Nie zna się dnia, ani godziny. To może nastąpić w każdej chwili. Każdego dnia i na każdym spektaklu. Bo wizytom w Starym Teatrze od jakiegoś czasu towarzyszy niezdrowa ekscytacja. Datowana na listopad ubiegłego roku, gdy grupka oburzonych widzów (czytaj: prawdziwych patriotów) przerwała inscenizację "Do Damaszku". Negatywna atmosfera osiągnęła kulminację przy okazji odwołanej "Nie-Boskiej Komedii". Emocje, choć wpisane w działania nowego dyrektora placówki - Jana Klaty, przybrały jakąś chorobliwą, histeryczną formę. Skoro swój paszkwil poświęca Klacie "Nasz Dziennik", wiedz, że coś się dzieje.

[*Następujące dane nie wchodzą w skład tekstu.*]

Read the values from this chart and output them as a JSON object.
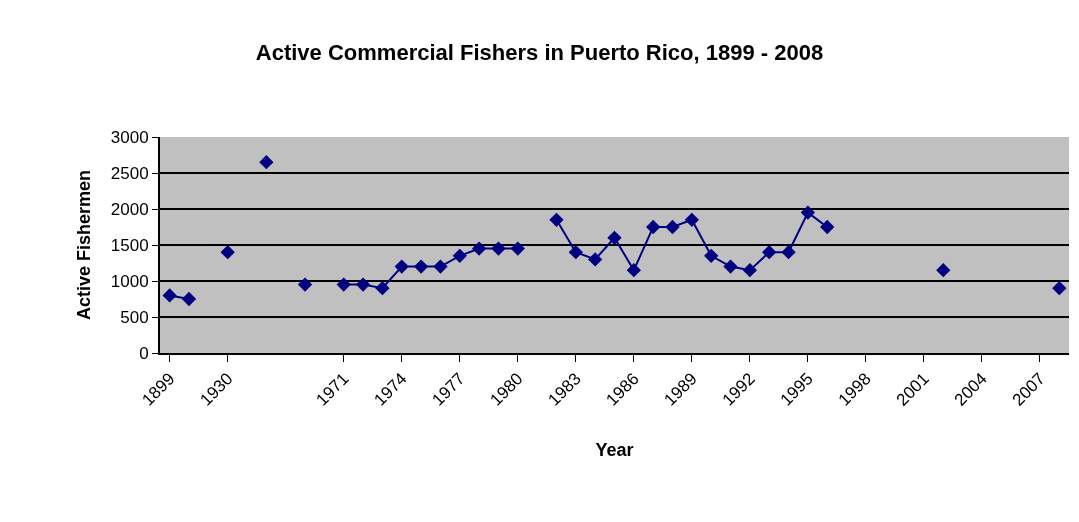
{
  "chart_data": {
    "type": "line",
    "title": "Active Commercial Fishers in Puerto Rico, 1899 - 2008",
    "xlabel": "Year",
    "ylabel": "Active Fishermen",
    "categories": [
      "1899",
      null,
      null,
      "1930",
      null,
      null,
      null,
      null,
      null,
      "1971",
      null,
      null,
      "1974",
      null,
      null,
      "1977",
      null,
      null,
      "1980",
      null,
      null,
      "1983",
      null,
      null,
      "1986",
      null,
      null,
      "1989",
      null,
      null,
      "1992",
      null,
      null,
      "1995",
      null,
      null,
      "1998",
      null,
      null,
      "2001",
      null,
      null,
      "2004",
      null,
      null,
      "2007",
      null
    ],
    "series": [
      {
        "color": "#000080",
        "values": [
          800,
          750,
          null,
          1400,
          null,
          2650,
          null,
          950,
          null,
          950,
          950,
          900,
          1200,
          1200,
          1200,
          1350,
          1450,
          1450,
          1450,
          null,
          1850,
          1400,
          1300,
          1600,
          1150,
          1750,
          1750,
          1850,
          1350,
          1200,
          1150,
          1400,
          1400,
          1950,
          1750,
          null,
          null,
          null,
          null,
          null,
          1150,
          null,
          null,
          null,
          null,
          null,
          900
        ]
      }
    ],
    "ylim": [
      0,
      3000
    ],
    "yticks": [
      0,
      500,
      1000,
      1500,
      2000,
      2500,
      3000
    ],
    "grid": "y",
    "marker": "diamond",
    "line_style": "solid"
  }
}
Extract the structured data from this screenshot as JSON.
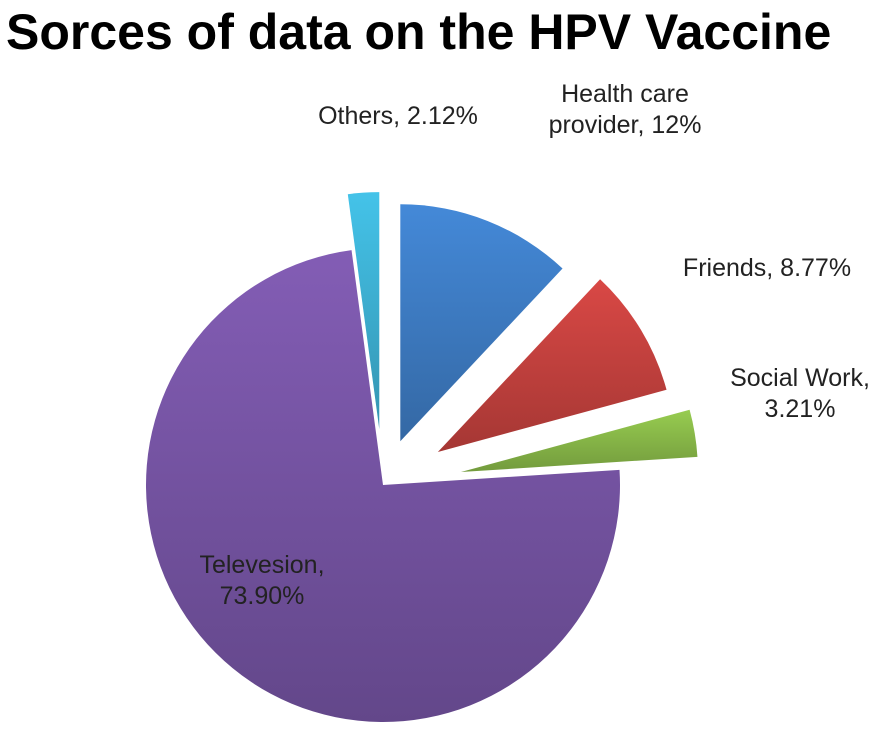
{
  "title": "Sorces of data on the HPV Vaccine",
  "chart_data": {
    "type": "pie",
    "title": "Sorces of data on the HPV Vaccine",
    "exploded": true,
    "slices": [
      {
        "name": "Health care provider",
        "value": 12.0,
        "label_lines": [
          "Health care",
          "provider, 12%"
        ],
        "color": "#3f7fc8"
      },
      {
        "name": "Friends",
        "value": 8.77,
        "label_lines": [
          "Friends, 8.77%"
        ],
        "color": "#c94340"
      },
      {
        "name": "Social Work",
        "value": 3.21,
        "label_lines": [
          "Social Work,",
          "3.21%"
        ],
        "color": "#8cbd4a"
      },
      {
        "name": "Televesion",
        "value": 73.9,
        "label_lines": [
          "Televesion,",
          "73.90%"
        ],
        "color": "#7956a8"
      },
      {
        "name": "Others",
        "value": 2.12,
        "label_lines": [
          "Others, 2.12%"
        ],
        "color": "#3fb5d8"
      }
    ]
  }
}
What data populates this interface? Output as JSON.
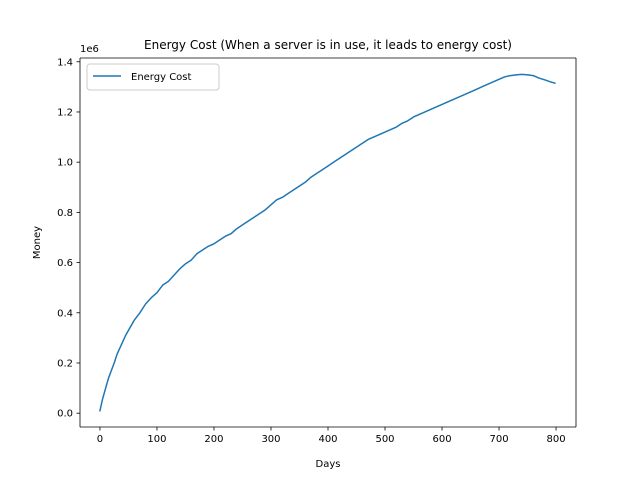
{
  "chart_data": {
    "type": "line",
    "title": "Energy Cost (When a server is in use, it leads to energy cost)",
    "xlabel": "Days",
    "ylabel": "Money",
    "offset_text": "1e6",
    "xlim": [
      -35,
      835
    ],
    "ylim": [
      -0.055,
      1.415
    ],
    "xticks": [
      0,
      100,
      200,
      300,
      400,
      500,
      600,
      700,
      800
    ],
    "yticks": [
      0.0,
      0.2,
      0.4,
      0.6,
      0.8,
      1.0,
      1.2,
      1.4
    ],
    "ytick_labels": [
      "0.0",
      "0.2",
      "0.4",
      "0.6",
      "0.8",
      "1.0",
      "1.2",
      "1.4"
    ],
    "grid": false,
    "legend_position": "upper left",
    "series": [
      {
        "name": "Energy Cost",
        "color": "#1f77b4",
        "x": [
          0,
          5,
          10,
          15,
          20,
          25,
          30,
          35,
          40,
          45,
          50,
          60,
          70,
          80,
          90,
          100,
          110,
          120,
          130,
          140,
          150,
          160,
          170,
          180,
          190,
          200,
          210,
          220,
          230,
          240,
          250,
          260,
          270,
          280,
          290,
          300,
          310,
          320,
          330,
          340,
          350,
          360,
          370,
          380,
          390,
          400,
          410,
          420,
          430,
          440,
          450,
          460,
          470,
          480,
          490,
          500,
          510,
          520,
          530,
          540,
          550,
          560,
          570,
          580,
          590,
          600,
          610,
          620,
          630,
          640,
          650,
          660,
          670,
          680,
          690,
          700,
          710,
          720,
          730,
          740,
          750,
          760,
          770,
          780,
          790,
          798
        ],
        "y": [
          0.01,
          0.06,
          0.1,
          0.14,
          0.17,
          0.2,
          0.235,
          0.26,
          0.285,
          0.31,
          0.33,
          0.37,
          0.4,
          0.435,
          0.46,
          0.48,
          0.51,
          0.525,
          0.55,
          0.575,
          0.595,
          0.61,
          0.635,
          0.65,
          0.665,
          0.675,
          0.69,
          0.705,
          0.715,
          0.735,
          0.75,
          0.765,
          0.78,
          0.795,
          0.81,
          0.83,
          0.85,
          0.86,
          0.875,
          0.89,
          0.905,
          0.92,
          0.94,
          0.955,
          0.97,
          0.985,
          1.0,
          1.015,
          1.03,
          1.045,
          1.06,
          1.075,
          1.09,
          1.1,
          1.11,
          1.12,
          1.13,
          1.14,
          1.155,
          1.165,
          1.18,
          1.19,
          1.2,
          1.21,
          1.22,
          1.23,
          1.24,
          1.25,
          1.26,
          1.27,
          1.28,
          1.29,
          1.3,
          1.31,
          1.32,
          1.33,
          1.34,
          1.345,
          1.348,
          1.35,
          1.348,
          1.345,
          1.335,
          1.328,
          1.32,
          1.315
        ]
      }
    ]
  }
}
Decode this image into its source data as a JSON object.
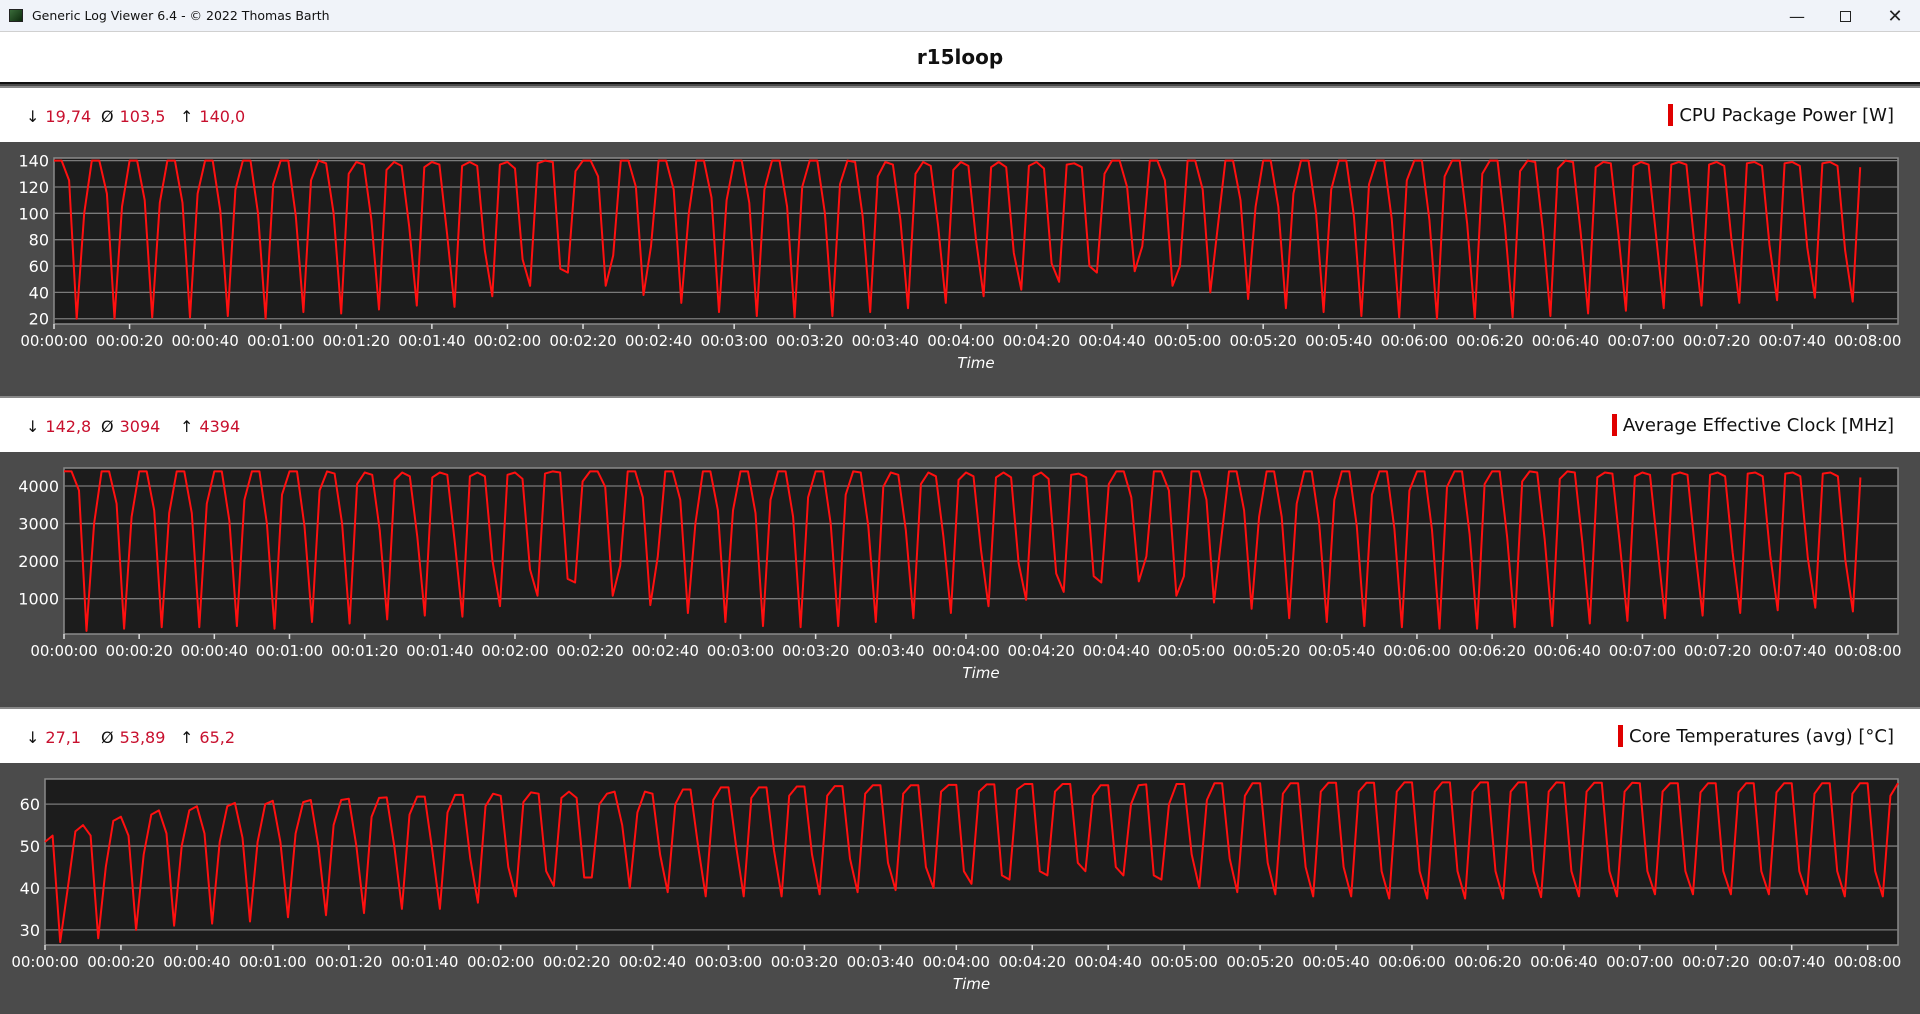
{
  "window": {
    "title": "Generic Log Viewer 6.4 - © 2022 Thomas Barth",
    "minimize_icon": "minimize-icon",
    "maximize_icon": "maximize-icon",
    "close_icon": "close-icon"
  },
  "header": {
    "title": "r15loop"
  },
  "colors": {
    "line": "#ff1010",
    "stat_value": "#c8102e",
    "plot_bg": "#1c1c1c",
    "panel_bg": "#4b4b4b",
    "grid": "#7a7a7a"
  },
  "panels": [
    {
      "stats": {
        "min_symbol": "↓",
        "min": "19,74",
        "avg_symbol": "Ø",
        "avg": "103,5",
        "max_symbol": "↑",
        "max": "140,0"
      },
      "legend": "CPU Package Power [W]"
    },
    {
      "stats": {
        "min_symbol": "↓",
        "min": "142,8",
        "avg_symbol": "Ø",
        "avg": "3094",
        "max_symbol": "↑",
        "max": "4394"
      },
      "legend": "Average Effective Clock [MHz]"
    },
    {
      "stats": {
        "min_symbol": "↓",
        "min": "27,1",
        "avg_symbol": "Ø",
        "avg": "53,89",
        "max_symbol": "↑",
        "max": "65,2"
      },
      "legend": "Core Temperatures (avg) [°C]"
    }
  ],
  "chart_data": [
    {
      "type": "line",
      "xlabel": "Time",
      "ylabel": "",
      "x_unit": "seconds",
      "x_start": 0,
      "x_step": 2,
      "xlim": [
        0,
        488
      ],
      "ylim": [
        16,
        142
      ],
      "grid": true,
      "legend": "top-right",
      "xticks": [
        "00:00:00",
        "00:00:20",
        "00:00:40",
        "00:01:00",
        "00:01:20",
        "00:01:40",
        "00:02:00",
        "00:02:20",
        "00:02:40",
        "00:03:00",
        "00:03:20",
        "00:03:40",
        "00:04:00",
        "00:04:20",
        "00:04:40",
        "00:05:00",
        "00:05:20",
        "00:05:40",
        "00:06:00",
        "00:06:20",
        "00:06:40",
        "00:07:00",
        "00:07:20",
        "00:07:40",
        "00:08:00"
      ],
      "yticks": [
        20,
        40,
        60,
        80,
        100,
        120,
        140
      ],
      "series": [
        {
          "name": "CPU Package Power [W]",
          "values": [
            140,
            140,
            125,
            20,
            100,
            140,
            140,
            115,
            20,
            105,
            140,
            140,
            110,
            21,
            108,
            140,
            140,
            108,
            21,
            115,
            140,
            140,
            102,
            22,
            118,
            140,
            140,
            100,
            20,
            122,
            140,
            140,
            98,
            25,
            125,
            140,
            138,
            100,
            24,
            130,
            139,
            137,
            95,
            27,
            133,
            139,
            136,
            90,
            30,
            135,
            139,
            137,
            85,
            29,
            136,
            139,
            136,
            72,
            37,
            137,
            139,
            134,
            65,
            45,
            138,
            140,
            139,
            58,
            55,
            132,
            140,
            140,
            128,
            45,
            68,
            140,
            140,
            120,
            38,
            75,
            140,
            140,
            118,
            32,
            100,
            140,
            140,
            112,
            25,
            110,
            140,
            140,
            108,
            22,
            118,
            140,
            140,
            105,
            21,
            120,
            140,
            140,
            100,
            22,
            122,
            140,
            139,
            98,
            25,
            128,
            139,
            137,
            95,
            28,
            130,
            139,
            136,
            90,
            32,
            133,
            139,
            136,
            80,
            37,
            135,
            139,
            135,
            70,
            42,
            136,
            139,
            134,
            62,
            48,
            137,
            138,
            135,
            60,
            55,
            130,
            140,
            140,
            120,
            56,
            75,
            140,
            140,
            125,
            45,
            60,
            140,
            140,
            118,
            40,
            90,
            140,
            140,
            110,
            35,
            105,
            140,
            140,
            105,
            28,
            115,
            140,
            140,
            100,
            25,
            118,
            140,
            140,
            98,
            22,
            122,
            140,
            140,
            96,
            21,
            125,
            140,
            140,
            95,
            20,
            128,
            140,
            140,
            92,
            20,
            130,
            140,
            140,
            90,
            21,
            132,
            140,
            139,
            88,
            22,
            134,
            140,
            139,
            86,
            24,
            135,
            139,
            138,
            84,
            26,
            136,
            139,
            137,
            82,
            28,
            137,
            139,
            137,
            80,
            30,
            137,
            139,
            136,
            78,
            32,
            138,
            139,
            136,
            76,
            34,
            138,
            139,
            136,
            74,
            36,
            138,
            139,
            136,
            72,
            33,
            135
          ]
        }
      ]
    },
    {
      "type": "line",
      "xlabel": "Time",
      "ylabel": "",
      "x_unit": "seconds",
      "x_start": 0,
      "x_step": 2,
      "xlim": [
        0,
        488
      ],
      "ylim": [
        60,
        4480
      ],
      "grid": true,
      "legend": "top-right",
      "xticks": [
        "00:00:00",
        "00:00:20",
        "00:00:40",
        "00:01:00",
        "00:01:20",
        "00:01:40",
        "00:02:00",
        "00:02:20",
        "00:02:40",
        "00:03:00",
        "00:03:20",
        "00:03:40",
        "00:04:00",
        "00:04:20",
        "00:04:40",
        "00:05:00",
        "00:05:20",
        "00:05:40",
        "00:06:00",
        "00:06:20",
        "00:06:40",
        "00:07:00",
        "00:07:20",
        "00:07:40",
        "00:08:00"
      ],
      "yticks": [
        1000,
        2000,
        3000,
        4000
      ],
      "series": [
        {
          "name": "Average Effective Clock [MHz]",
          "values": [
            4394,
            4390,
            3880,
            143,
            3000,
            4390,
            4390,
            3530,
            200,
            3180,
            4390,
            4390,
            3350,
            240,
            3280,
            4390,
            4390,
            3280,
            240,
            3530,
            4390,
            4390,
            3070,
            270,
            3630,
            4390,
            4390,
            3000,
            200,
            3770,
            4390,
            4390,
            2930,
            380,
            3880,
            4390,
            4330,
            3000,
            340,
            4050,
            4360,
            4300,
            2830,
            450,
            4160,
            4360,
            4260,
            2650,
            550,
            4230,
            4360,
            4300,
            2480,
            520,
            4260,
            4360,
            4260,
            2020,
            800,
            4300,
            4360,
            4190,
            1780,
            1080,
            4330,
            4390,
            4360,
            1530,
            1430,
            4120,
            4390,
            4390,
            3980,
            1080,
            1880,
            4390,
            4390,
            3700,
            830,
            2130,
            4390,
            4390,
            3630,
            620,
            3000,
            4390,
            4390,
            3350,
            380,
            3350,
            4390,
            4390,
            3280,
            270,
            3630,
            4390,
            4390,
            3180,
            240,
            3700,
            4390,
            4390,
            3000,
            270,
            3770,
            4390,
            4360,
            2930,
            380,
            3980,
            4360,
            4300,
            2830,
            480,
            4050,
            4360,
            4260,
            2650,
            620,
            4160,
            4360,
            4260,
            2300,
            800,
            4230,
            4360,
            4230,
            1950,
            970,
            4260,
            4360,
            4190,
            1670,
            1180,
            4300,
            4330,
            4230,
            1600,
            1430,
            4050,
            4390,
            4390,
            3700,
            1460,
            2130,
            4390,
            4390,
            3880,
            1080,
            1600,
            4390,
            4390,
            3630,
            900,
            2650,
            4390,
            4390,
            3350,
            730,
            3180,
            4390,
            4390,
            3180,
            480,
            3530,
            4390,
            4390,
            3000,
            380,
            3630,
            4390,
            4390,
            2930,
            270,
            3770,
            4390,
            4390,
            2860,
            240,
            3880,
            4390,
            4390,
            2830,
            200,
            3980,
            4390,
            4390,
            2720,
            200,
            4050,
            4390,
            4390,
            2650,
            240,
            4120,
            4390,
            4360,
            2580,
            270,
            4190,
            4390,
            4360,
            2510,
            340,
            4230,
            4360,
            4330,
            2440,
            410,
            4260,
            4360,
            4300,
            2370,
            480,
            4300,
            4360,
            4300,
            2300,
            550,
            4300,
            4360,
            4260,
            2230,
            620,
            4330,
            4360,
            4260,
            2160,
            690,
            4330,
            4360,
            4260,
            2090,
            760,
            4330,
            4360,
            4260,
            2020,
            660,
            4230
          ]
        }
      ]
    },
    {
      "type": "line",
      "xlabel": "Time",
      "ylabel": "",
      "x_unit": "seconds",
      "x_start": 0,
      "x_step": 2,
      "xlim": [
        0,
        488
      ],
      "ylim": [
        26.4,
        66
      ],
      "grid": true,
      "legend": "top-right",
      "xticks": [
        "00:00:00",
        "00:00:20",
        "00:00:40",
        "00:01:00",
        "00:01:20",
        "00:01:40",
        "00:02:00",
        "00:02:20",
        "00:02:40",
        "00:03:00",
        "00:03:20",
        "00:03:40",
        "00:04:00",
        "00:04:20",
        "00:04:40",
        "00:05:00",
        "00:05:20",
        "00:05:40",
        "00:06:00",
        "00:06:20",
        "00:06:40",
        "00:07:00",
        "00:07:20",
        "00:07:40",
        "00:08:00"
      ],
      "yticks": [
        30,
        40,
        50,
        60
      ],
      "series": [
        {
          "name": "Core Temperatures (avg) [°C]",
          "values": [
            51,
            52.5,
            27.1,
            40,
            53.5,
            55,
            52.5,
            28,
            45,
            56,
            57,
            52.5,
            30,
            48,
            57.5,
            58.5,
            53,
            31,
            50,
            58.5,
            59.5,
            53,
            31.5,
            51,
            59.5,
            60.3,
            52,
            32,
            51,
            60,
            60.8,
            51,
            33,
            53,
            60.5,
            61,
            50,
            33.5,
            55,
            61,
            61.3,
            50,
            34,
            57,
            61.5,
            61.6,
            50,
            35,
            57.5,
            61.8,
            61.8,
            49,
            35,
            58,
            62.2,
            62.2,
            47,
            36.5,
            59.5,
            62.5,
            62,
            45,
            38,
            60.5,
            62.8,
            62.5,
            44,
            40.5,
            61.5,
            63,
            61.5,
            42.5,
            42.5,
            60,
            62.5,
            63,
            55,
            40,
            58,
            63,
            62.5,
            48,
            39,
            60,
            63.5,
            63.5,
            50,
            38,
            61,
            64,
            64,
            50,
            38,
            61.5,
            64,
            64,
            49,
            38,
            62,
            64.2,
            64.2,
            48,
            38.5,
            62,
            64.3,
            64.3,
            47,
            39,
            62.5,
            64.5,
            64.5,
            46,
            39.5,
            62.5,
            64.5,
            64.5,
            45,
            40,
            63,
            64.6,
            64.6,
            44,
            41,
            63,
            64.7,
            64.7,
            43,
            42,
            63.5,
            64.8,
            64.8,
            44,
            43,
            63,
            64.8,
            64.8,
            46,
            44,
            62,
            64.5,
            64.5,
            45,
            43,
            60,
            64.5,
            64.7,
            43,
            42,
            60,
            64.8,
            64.8,
            48,
            40,
            61,
            65,
            65,
            47,
            39,
            62,
            65,
            65,
            46,
            38.5,
            62.5,
            65,
            65,
            45,
            38,
            63,
            65.1,
            65.1,
            45,
            38,
            63,
            65.1,
            65.1,
            44,
            37.5,
            63,
            65.2,
            65.2,
            44,
            37.5,
            63,
            65.2,
            65.2,
            44,
            37.5,
            63,
            65.2,
            65.2,
            44,
            37.5,
            63,
            65.2,
            65.2,
            44,
            37.8,
            63,
            65.2,
            65.1,
            44,
            38,
            63,
            65.1,
            65.1,
            44,
            38,
            63,
            65.1,
            65,
            44,
            38.5,
            63,
            65,
            65,
            44,
            38.5,
            62.8,
            65,
            65,
            44,
            38.5,
            62.8,
            65,
            65,
            44,
            38.5,
            62.8,
            65,
            65,
            44,
            38.5,
            62.5,
            65,
            65,
            44,
            38,
            62.5,
            65,
            65,
            44,
            38,
            62,
            65
          ]
        }
      ]
    }
  ]
}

I może eksplodować akurat nad twoją głową. Gdy spokojnie chłoniesz kolejną premierę krakowskiego teatru.

To raczej nie zdarzy się na "Akropolis". W każdym razie piątkowa inscenizacja z 25 stycznia nie przyciągnęła prawicowych krzykaczy. Był co najwyżej śmiech części widowni. Nerwowy i demonstracyjny, jakby ktoś koniecznie chciał reszcie zakomunikować: Mnie to wcale nie rusza. Na scenie przy Jagiellońskiej niewątpliwie czuć dziwne napięcie. Udziela się ono nie tylko widowni czy obsadzie. W piątek przez chwilę posłuszeństwa odmówiła aparatura wideo. Zmuszając aktorów do powtórzenia jednej sceny. Kto wie, może ów replay był zamierzony?

Ironią losu jest, iż na adaptację Wyspiańskiego porywa się "wychowanek" chyba największego oponenta Klaty na dyrektorskim stołku. Łukasz Twarkowski był przecież osobistym asystentem i tłumaczem Krystiana Lupy. Tego samego Lupy, który jeszcze przed objęciem stanowiska przez Klatę podniósł larum. "Akropolis" koniem trojańskim w "mistrzowskim" programie nowej dyrekcji? Paradoksalnie tak, gdyż Twarkowski idzie ze swą inscenizacją na totalne wyniszczenie. Czy raczej wyzerowanie. Nie tak zapewne wyobrażał sobie Wyspiańskiego, patron tego sezonu w Starym - śp. Konrad Swinarski.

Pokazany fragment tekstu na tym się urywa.